Crawling gets you raw content. Turning it into something a model can actually use is a separate pipeline.

Markdown Conversion

LLMs and embedding models work with text, not HTML. The first processing step is converting crawled pages into clean, structured text. Firecrawl does this automatically, returning markdown with preserved heading hierarchy, lists, and tables. If you are using Scrapy, Beautiful Soup, or a custom crawler, you need to strip HTML tags, remove navigation chrome, eliminate boilerplate (headers, footers, sidebars, cookie banners), and retain the semantic structure of the content.

The heading hierarchy matters more than it might seem. When a document is later split into chunks for embedding, headers provide the context that keeps each chunk meaningful in isolation. A chunk that says “The price is $49/month” is useless without knowing which product and plan it refers to. If the heading structure is preserved, the chunking algorithm can include that context.

Deduplication

At AI crawling volumes, duplicate content is inevitable. The same article gets syndicated across dozens of sites.

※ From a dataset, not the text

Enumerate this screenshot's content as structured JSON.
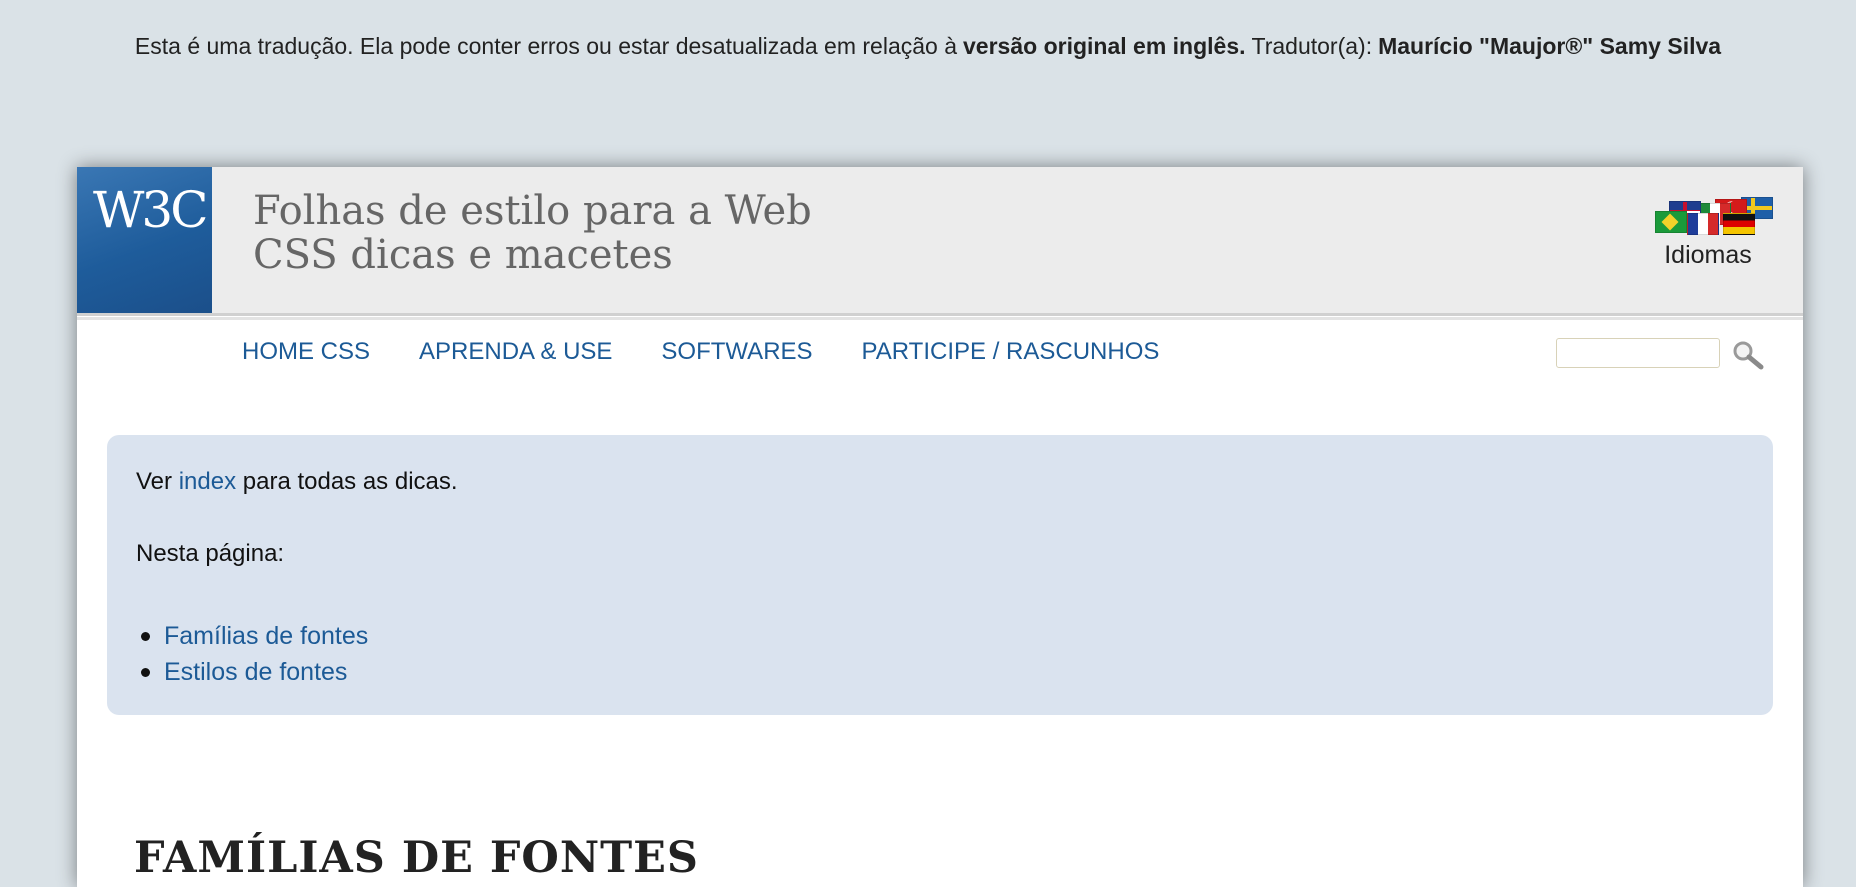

Boilerplate navigation and footer text repeats on every page of a domain. Near-identical product descriptions appear across thousands of retailer listings. Leaving duplicates in place skews model weights toward over-represented content and wastes storage and embedding compute.

Deduplication happens at two levels. URL-level dedup is straightforward: normalize URLs (strip tracking parameters, trailing slashes, protocol variations) and drop exact duplicates. Content-level dedup is harder. Exact-match hashing (MD5 or SHA-256 of the page body) catches verbatim copies but misses pages that differ by a single sentence or ad block. Fuzzy techniques like MinHash or SimHash generate compact signatures that detect near-duplicates efficiently at scale. Common Crawl applies its own deduplication pipeline to its monthly archives, and Meta describes using “semantic deduplication approaches” in the data curation process for Llama 3. If the largest labs consider it essential, smaller teams should too.

Quality Filtering

Not everything the crawler brings back is worth keeping. A broad web crawl will inevitably collect pages that are mostly boilerplate with a few sentences of real content, auto-generated doorway pages, scraped-and-respun spam, cookie consent dialogs rendered as full pages, and content in languages your model does not need.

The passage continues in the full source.